Same with the RD1. 3 o'clock is pushing it too the limit of clean power amp delivery, after that it compresses in a bad way for high gain stuff.


----------



## big_aug (Nov 5, 2016)

I was in the same situation. I actually read this thread before it was bumped. I ultimately went with the RD5H. I found one used for $168 shipped in like new condition. I couldn't find an RD1H cheaper so that was what did it for me.


----------



## Mordacain (Nov 5, 2016)

So interestingly, despite conventional wisdom, the 5 watt Diavlo does not have more headroom. It actually has less low-end thump and a fizzier top. The power amp is actually class A single-ended in the 5 watt version. Think of it as a tweed champ with a higain preamp.

By comparison, though lower wattage, the 1 watt version uses both triodes of a 12AU7 in push-pull configuration.
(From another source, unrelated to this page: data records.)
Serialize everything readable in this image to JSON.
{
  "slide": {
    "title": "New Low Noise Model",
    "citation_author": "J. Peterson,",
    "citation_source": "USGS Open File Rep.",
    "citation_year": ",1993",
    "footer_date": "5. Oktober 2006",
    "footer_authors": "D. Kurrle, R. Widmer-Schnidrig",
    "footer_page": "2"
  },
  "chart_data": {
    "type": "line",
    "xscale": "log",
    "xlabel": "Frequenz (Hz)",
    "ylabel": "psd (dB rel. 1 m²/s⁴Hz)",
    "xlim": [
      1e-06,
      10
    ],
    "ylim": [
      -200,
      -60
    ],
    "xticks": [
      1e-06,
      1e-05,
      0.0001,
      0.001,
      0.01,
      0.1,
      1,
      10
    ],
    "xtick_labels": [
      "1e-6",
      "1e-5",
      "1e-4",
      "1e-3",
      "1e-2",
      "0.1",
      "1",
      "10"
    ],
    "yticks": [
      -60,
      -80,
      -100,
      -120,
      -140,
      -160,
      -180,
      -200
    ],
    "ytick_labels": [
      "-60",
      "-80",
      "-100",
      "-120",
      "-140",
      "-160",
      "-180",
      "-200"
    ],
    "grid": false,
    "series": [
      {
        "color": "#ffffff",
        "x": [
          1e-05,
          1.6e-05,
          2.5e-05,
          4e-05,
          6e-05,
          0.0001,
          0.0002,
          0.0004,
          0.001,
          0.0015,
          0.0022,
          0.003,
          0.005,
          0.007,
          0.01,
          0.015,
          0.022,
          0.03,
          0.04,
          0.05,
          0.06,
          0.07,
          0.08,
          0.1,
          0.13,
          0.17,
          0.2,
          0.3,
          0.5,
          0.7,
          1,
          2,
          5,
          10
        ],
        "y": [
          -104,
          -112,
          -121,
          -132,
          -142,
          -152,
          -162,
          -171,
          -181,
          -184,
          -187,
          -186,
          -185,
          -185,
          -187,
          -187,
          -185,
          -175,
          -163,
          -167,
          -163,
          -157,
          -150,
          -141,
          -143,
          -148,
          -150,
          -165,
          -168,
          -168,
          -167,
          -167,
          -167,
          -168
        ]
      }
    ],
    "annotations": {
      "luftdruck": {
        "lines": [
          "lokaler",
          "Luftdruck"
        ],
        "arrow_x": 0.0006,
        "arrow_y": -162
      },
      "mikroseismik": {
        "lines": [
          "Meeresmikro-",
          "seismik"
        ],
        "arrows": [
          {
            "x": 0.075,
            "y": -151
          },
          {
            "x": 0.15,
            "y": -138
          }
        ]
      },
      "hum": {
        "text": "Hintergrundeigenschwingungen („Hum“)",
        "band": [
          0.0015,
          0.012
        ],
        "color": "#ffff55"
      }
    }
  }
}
It sounds both punchier and fuller.

As a note, I owned both - a combo version of the 5 watt and the head version of the 1 watt. 

I actually used the 1 watt as a power amp for my homebrew Fender preamp and it was quite lovely - a nice full bottom end and the appearance of ample headroom at low volume.

I paired both with a Mesa Boogie Mini Recto 1x12 (slanted) cab with the stock V30 and it was fantastic.

In short, I highly recommend the one watt version, it sounds great at everything but max volume. The 5 watt never sounded great to me and only sounded it's best at about half volume (it was either too fizzy thin on lower volume or too fuzzy thick at higher volumes).


----------



## wakjob (Nov 6, 2016)

^
Always wondered if changing the 6v6 to an old RCA would improve things with the RD5?

Did this with my old tweed amp. Simpler/older circuit, but I'm now a vintage tube hype convert.


----------